Devoting to accelerating MARL in scenarios where all the agents learn from scratch, we propose a stationary and scalable knowledge transfer approach based on experience sharing, namely S\(^2\)ES, to conduct knowledge transfer among agents in the learning process.

The main structure of S\(^2\)ES is divided into what kind of experience, how to learn, and when to transfer. Specifically, we first design an augmented form of experience, which is able to effectively enhance the learning speed. By actively sharing the augmented experience to the peers, the knowledge can be transferred without extra computing for the peers, which further brings high computing efficiency and scalability. A synchronized learning scheme is then introduced, by which the agents only learn through the experience at the current time. This avoids the nonstationarity brought by the conventional experience replay and, at the same time, retains data efficiency to some extent. At last, considering there are some MARL scenarios that are sensitive to the communication cost in the learning process, we further design an event triggering scheme to determine when to share the augmented experience to the peers. Taking the accuracy of Q value into account, two trigger conditions are provided, one is Q value based and another is normalized entropy-based.

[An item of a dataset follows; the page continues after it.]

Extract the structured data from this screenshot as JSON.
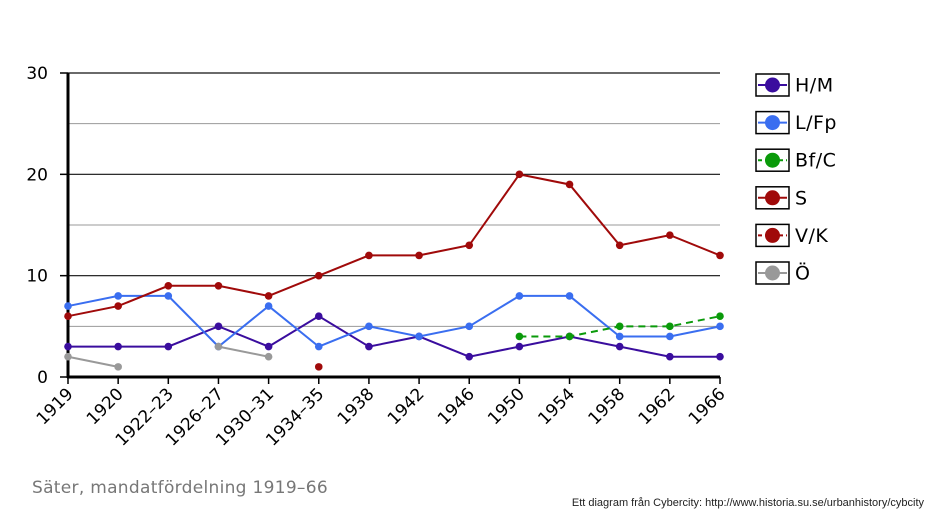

Empirical studies in MNT scenarios with different complexity demonstrate that S\(^2\)ES achieves effective acceleration for learning-from-scratch MARL and outperforms the other popular approaches. Ablation studies are provided to further confirm the credits of each part for the performance enhancement, which matches well with our expectations. We also present performance analysis when the learning system scales up, which not only shows that S\(^2\)ES keeps performing well in different settings, but also confirms that the computational load of S\(^2\)ES increases only linearly with the growth of the number of agents, indicating better scalability than the action advising-based approaches.

In the future, the problem of when to transfer should be further investigated. More delicate triggering condition should be provided, which may consider communication cost, state familiarity, negative transfer, and the accuracy of the state-action value as a whole. Moreover, for better application of S\(^2\)ES, experience sharing scheme for more complex tasks, such as StarCraft [29] and PO-MNT [15], should also be studied.